Clabe Wilson loved Leora Goff’s long dark hair. He gave her a silver vanity set for Christmas – mirror, brush, and comb.
They had just attended Christmas services at the Monteith Christian Church.
“I know something I’d like to have,” Clabe told her. “The Home Sweet Home that you painted.”
She gladly gave him the painting on velvet, with red roses entwined with the words.
Clabe Wilson grew up in the woods of Guthrie County, Iowa, around Glenwood. He lived with his widowed mother and two much younger sisters, whom he’d cared for when his mother was ill and couldn’t.
Still a bachelor at age 26, he probably felt awkward meeting Leora, as he did with new people. But his sister, Rectha, had married Leora’s uncle, Fred Jordan, and they met at their home on the edge of Monteith.
Leora grew up in a large family who enjoyed visiting and having rousing discussions. She could start up a conversation with anyone, a winsome asset around a handsome man of few words.
In June of 1913, Clabe sent her a tentative Good Luck postcard, signed “C.D.W.” That’s all that was on it. I guess it was his way of letting her know he was interested. . . . early “texting.”
It evidently worked. She replied with a To Greet You card. “Dear friend,” it began, then some chitchat, ending “Answer soon. L.G. Guthrie Center.”
Their first real date was to the Chautauqua in Panora in June of that year, traveling there (and everywhere else) by horse and buggy. The Chautauqua advertisement offered “a new set of delightful surprises every day” to the citizens of Guthrie County. “Fine education and uplift. It’s an educational picnic.” An easy way for shy Clabe to get acquainted with Leora.
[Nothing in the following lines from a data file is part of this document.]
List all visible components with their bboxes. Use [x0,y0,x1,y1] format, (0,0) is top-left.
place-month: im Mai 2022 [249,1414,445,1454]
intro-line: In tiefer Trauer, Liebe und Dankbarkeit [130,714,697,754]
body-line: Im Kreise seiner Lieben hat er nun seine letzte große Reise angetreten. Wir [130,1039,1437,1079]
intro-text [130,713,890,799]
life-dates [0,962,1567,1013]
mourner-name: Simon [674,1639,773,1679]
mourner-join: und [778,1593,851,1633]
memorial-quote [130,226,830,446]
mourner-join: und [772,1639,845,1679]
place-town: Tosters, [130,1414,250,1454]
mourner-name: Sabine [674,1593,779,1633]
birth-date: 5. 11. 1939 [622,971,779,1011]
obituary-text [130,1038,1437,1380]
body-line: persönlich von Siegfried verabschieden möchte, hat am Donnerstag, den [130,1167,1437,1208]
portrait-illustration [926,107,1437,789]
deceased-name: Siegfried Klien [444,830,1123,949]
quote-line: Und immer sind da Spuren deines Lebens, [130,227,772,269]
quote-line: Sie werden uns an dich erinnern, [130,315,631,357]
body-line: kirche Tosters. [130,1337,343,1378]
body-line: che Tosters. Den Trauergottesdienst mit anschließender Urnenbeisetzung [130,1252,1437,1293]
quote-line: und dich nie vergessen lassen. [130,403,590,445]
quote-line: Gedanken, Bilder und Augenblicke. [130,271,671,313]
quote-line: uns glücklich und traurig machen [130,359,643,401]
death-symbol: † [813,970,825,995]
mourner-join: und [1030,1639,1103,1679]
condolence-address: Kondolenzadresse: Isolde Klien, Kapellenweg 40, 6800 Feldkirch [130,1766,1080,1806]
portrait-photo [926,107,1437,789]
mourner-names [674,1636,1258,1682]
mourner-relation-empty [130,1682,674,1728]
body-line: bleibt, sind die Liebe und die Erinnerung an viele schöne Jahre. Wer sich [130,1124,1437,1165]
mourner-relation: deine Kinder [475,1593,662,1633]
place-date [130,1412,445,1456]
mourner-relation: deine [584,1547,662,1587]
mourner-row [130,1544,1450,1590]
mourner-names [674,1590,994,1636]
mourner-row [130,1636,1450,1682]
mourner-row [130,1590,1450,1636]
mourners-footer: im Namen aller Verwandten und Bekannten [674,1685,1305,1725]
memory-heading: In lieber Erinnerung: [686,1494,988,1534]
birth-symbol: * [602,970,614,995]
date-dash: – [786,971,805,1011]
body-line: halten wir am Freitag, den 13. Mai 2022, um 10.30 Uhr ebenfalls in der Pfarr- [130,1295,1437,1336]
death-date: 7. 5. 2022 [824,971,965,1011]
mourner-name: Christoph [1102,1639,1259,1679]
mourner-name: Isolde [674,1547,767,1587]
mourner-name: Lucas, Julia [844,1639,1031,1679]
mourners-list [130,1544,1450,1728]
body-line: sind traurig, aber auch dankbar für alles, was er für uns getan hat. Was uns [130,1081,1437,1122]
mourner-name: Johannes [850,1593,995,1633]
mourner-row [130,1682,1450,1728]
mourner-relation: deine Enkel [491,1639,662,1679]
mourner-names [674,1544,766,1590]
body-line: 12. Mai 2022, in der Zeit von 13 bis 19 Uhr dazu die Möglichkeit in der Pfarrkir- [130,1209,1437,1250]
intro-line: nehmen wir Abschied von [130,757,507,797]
That Christmas night, they became engaged. Leora, a 1910 graduate of Mrs. Connrardy’s sewing school in Audubon, made her own wedding dress.
Clabe Wilson and Leora Goff were married in the Goff home near Wichita, Iowa, February 15, 1914. The wedding was to be at noon, but was late because the minister from Guthrie Center had a difficult time getting through the eight miles of snow drifts with his team and buggy.
None of Clabe’s family could get there.
The young couple rented the farm from Leora’s Grandmother Jordan, half a mile west of Monteith. Leora knew the house well since her grandparents raised their family there, including Leora’s mother who was born in a log cabin that the house replaced in 1882.
Clabe raised Chester White hogs, his favorites, twenty of them. And purebred Duroc Jerseys, that Clabe’s father was known for. They lived there about a year, until the farm was sold for the first time.
Leora got back the “Home Sweet Home” painted on velvet. It followed Wilsons from home to home throughout the ups and downs of the decades, from the Christmas of 1913.